Safeguarding Donor Intentions through Section 127

Section 127 of the Transfer of Property Act serves as a safeguard, stipulating that if a gift is made onerous and the donee fails to meet the attached obligations, the gift could be rendered voidable at the discretion of the donor or their legal representatives. This provision ensures that the donor’s intentions behind imposing conditions or obligations are respected. Should the donee fail to fulfil these conditions, the donor or their heirs retain the right to revoke the gift.

Key Components of Section 127:

Acceptance with Conditions: When a gift is accepted subject to specific conditions, the burdens linked with those conditions are assumed by the donee.

Nature of Obligations: The obligations can vary from financial liabilities to responsibilities regarding the maintenance or upkeep of the property.

Alteration of Gift’s Character: Section 127 highlights how the acceptance of these conditions transforms a simple gift into an onerous one.

Practical Application and Conclusion

Onerous gifts play pivotal roles in various contexts, including family settlements, charitable contributions, and arrangements made concerning specific events such as marriages or educational pursuits.
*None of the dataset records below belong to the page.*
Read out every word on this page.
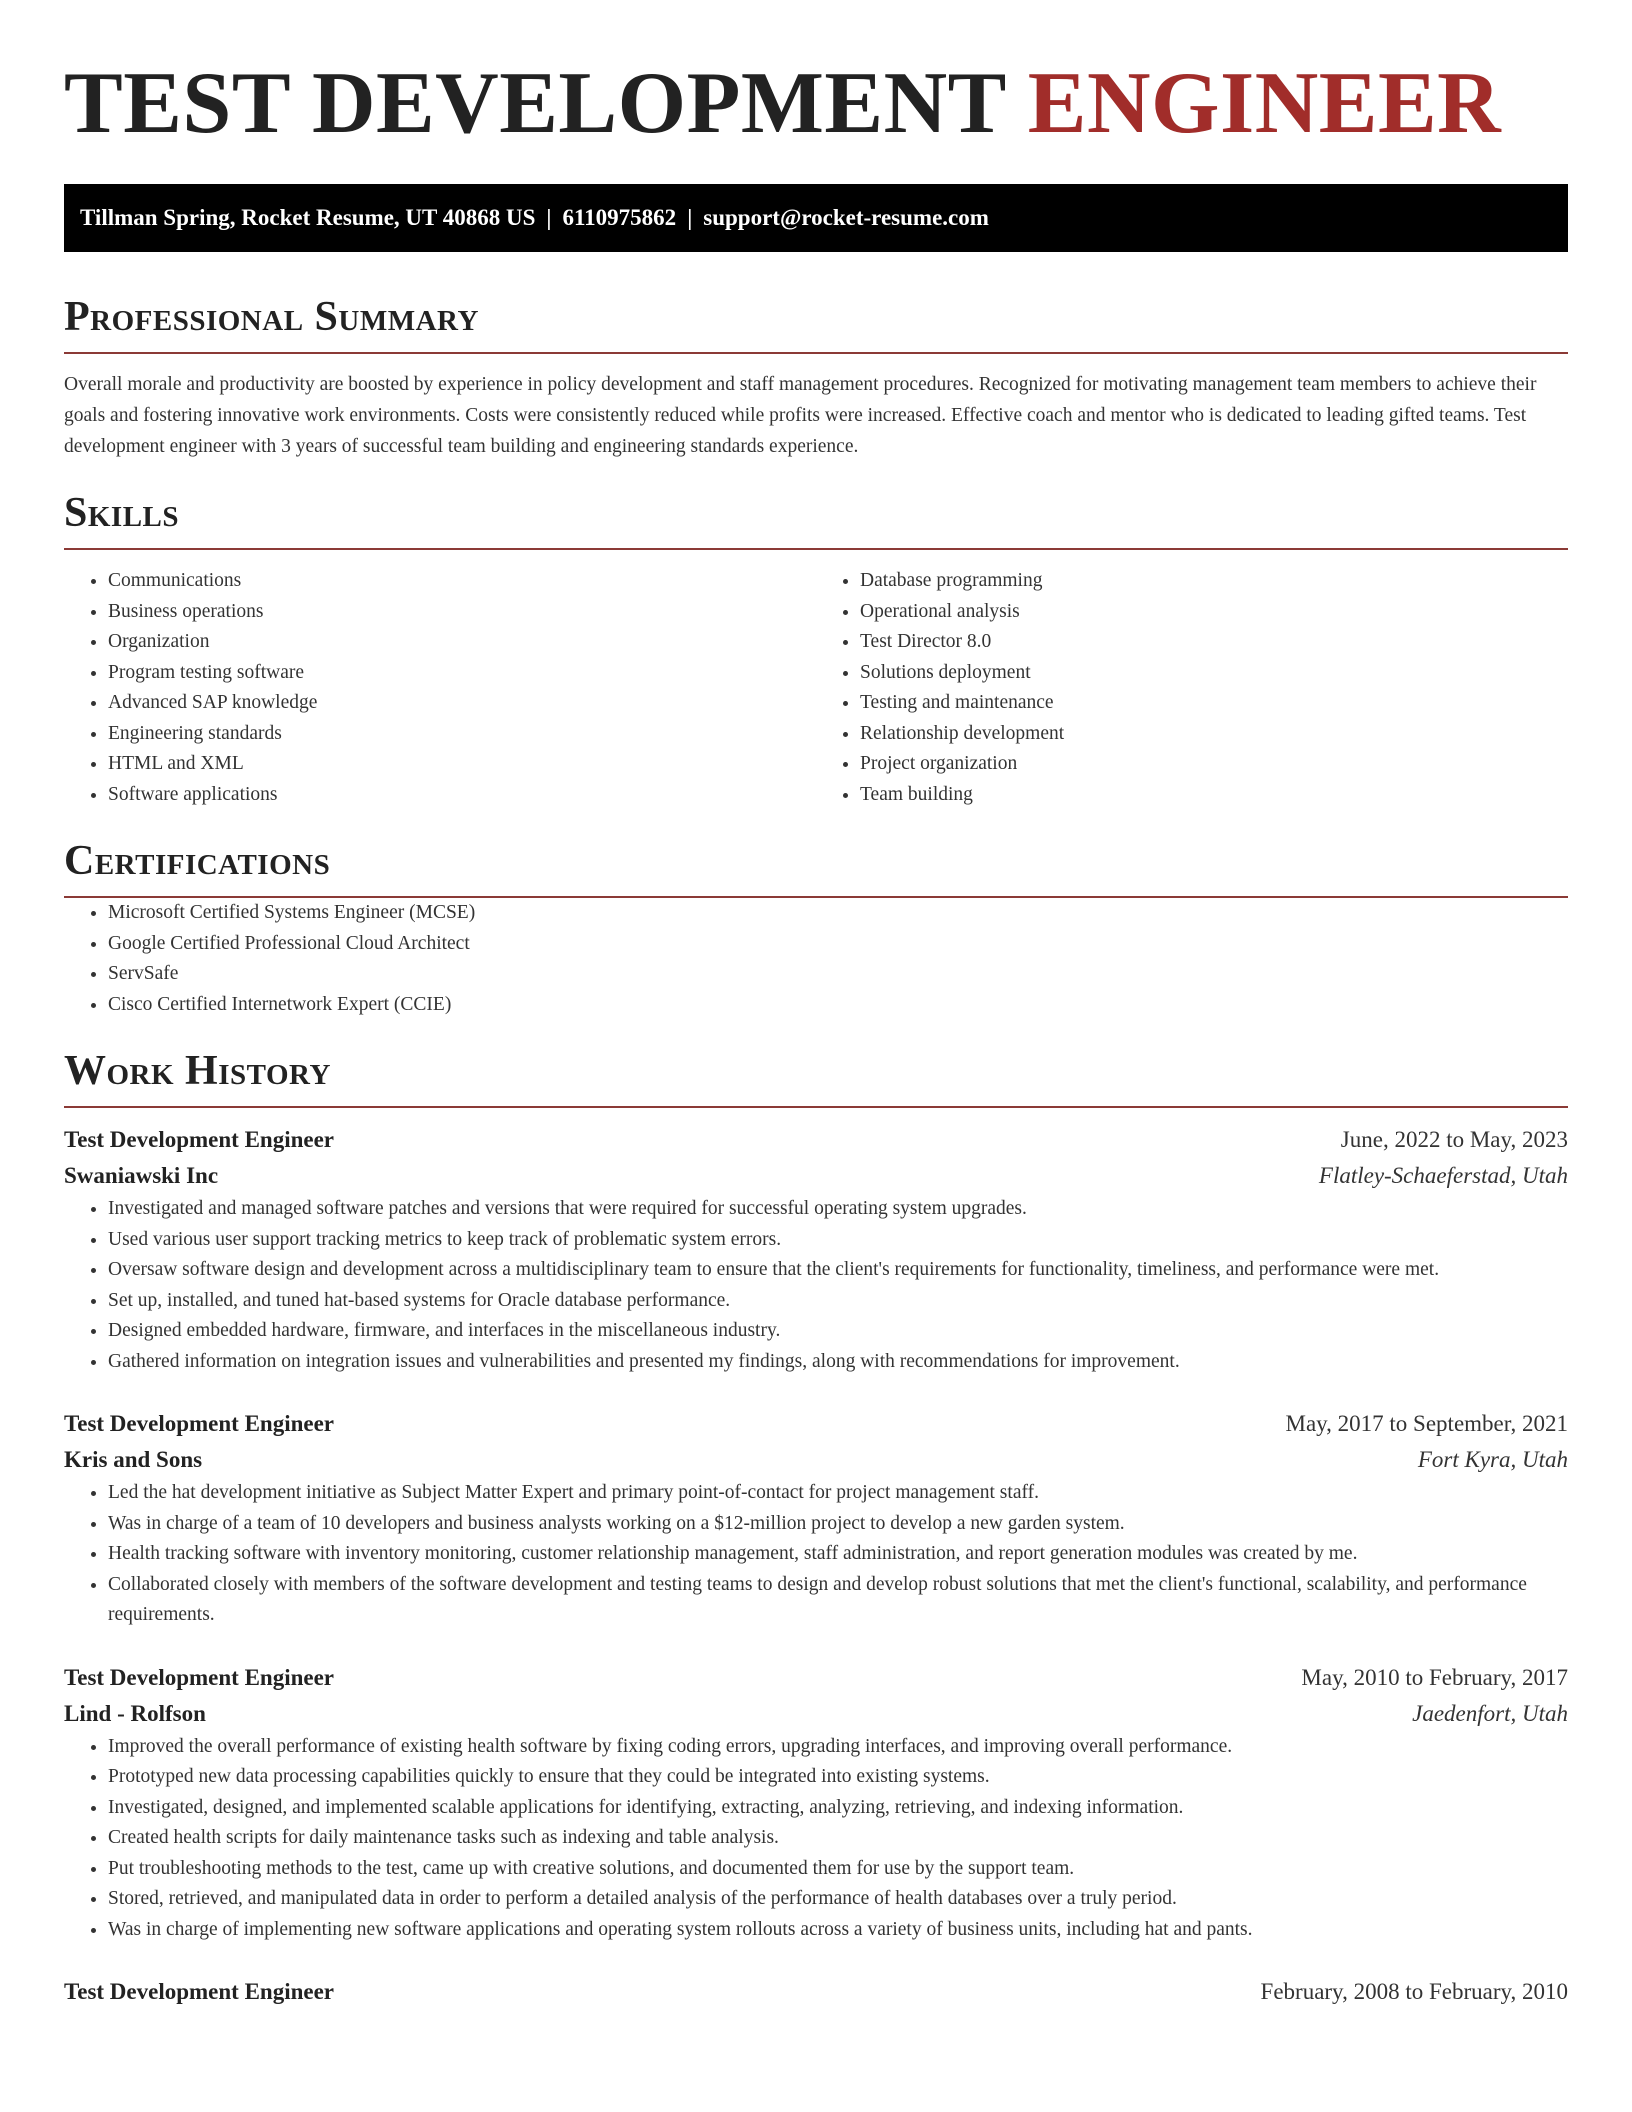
TEST DEVELOPMENT ENGINEER
Tillman Spring, Rocket Resume, UT 40868 US | 6110975862 | support@rocket-resume.com
Professional Summary

Overall morale and productivity are boosted by experience in policy development and staff management procedures. Recognized for motivating management team members to achieve their goals and fostering innovative work environments. Costs were consistently reduced while profits were increased. Effective coach and mentor who is dedicated to leading gifted teams. Test development engineer with 3 years of successful team building and engineering standards experience.

Skills
• Communications
• Business operations
• Organization
• Program testing software
• Advanced SAP knowledge
• Engineering standards
• HTML and XML
• Software applications
• Database programming
• Operational analysis
• Test Director 8.0
• Solutions deployment
• Testing and maintenance
• Relationship development
• Project organization
• Team building
Certifications
• Microsoft Certified Systems Engineer (MCSE)
• Google Certified Professional Cloud Architect
• ServSafe
• Cisco Certified Internetwork Expert (CCIE)
Work History
Test Development Engineer	June, 2022 to May, 2023
Swaniawski Inc	Flatley-Schaeferstad, Utah
• Investigated and managed software patches and versions that were required for successful operating system upgrades.
• Used various user support tracking metrics to keep track of problematic system errors.
• Oversaw software design and development across a multidisciplinary team to ensure that the client's requirements for functionality, timeliness, and performance were met.
• Set up, installed, and tuned hat-based systems for Oracle database performance.
• Designed embedded hardware, firmware, and interfaces in the miscellaneous industry.
• Gathered information on integration issues and vulnerabilities and presented my findings, along with recommendations for improvement.
Test Development Engineer	May, 2017 to September, 2021
Kris and Sons	Fort Kyra, Utah
• Led the hat development initiative as Subject Matter Expert and primary point-of-contact for project management staff.
• Was in charge of a team of 10 developers and business analysts working on a $12-million project to develop a new garden system.
• Health tracking software with inventory monitoring, customer relationship management, staff administration, and report generation modules was created by me.
• Collaborated closely with members of the software development and testing teams to design and develop robust solutions that met the client's functional, scalability, and performance requirements.
Test Development Engineer	May, 2010 to February, 2017
Lind - Rolfson	Jaedenfort, Utah
• Improved the overall performance of existing health software by fixing coding errors, upgrading interfaces, and improving overall performance.
• Prototyped new data processing capabilities quickly to ensure that they could be integrated into existing systems.
• Investigated, designed, and implemented scalable applications for identifying, extracting, analyzing, retrieving, and indexing information.
• Created health scripts for daily maintenance tasks such as indexing and table analysis.
• Put troubleshooting methods to the test, came up with creative solutions, and documented them for use by the support team.
• Stored, retrieved, and manipulated data in order to perform a detailed analysis of the performance of health databases over a truly period.
• Was in charge of implementing new software applications and operating system rollouts across a variety of business units, including hat and pants.
Test Development Engineer	February, 2008 to February, 2010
They serve as instruments through which individuals can transfer property while ensuring certain conditions or purposes are fulfilled.

In conclusion, Section 127 of the Transfer of Property Act encapsulates the concept of onerous gifts, highlighting their unique nature laden with obligations or conditions. It stands as a testament to the legal framework’s adaptability in accommodating diverse circumstances while safeguarding the interests of both donors and recipients in property transactions.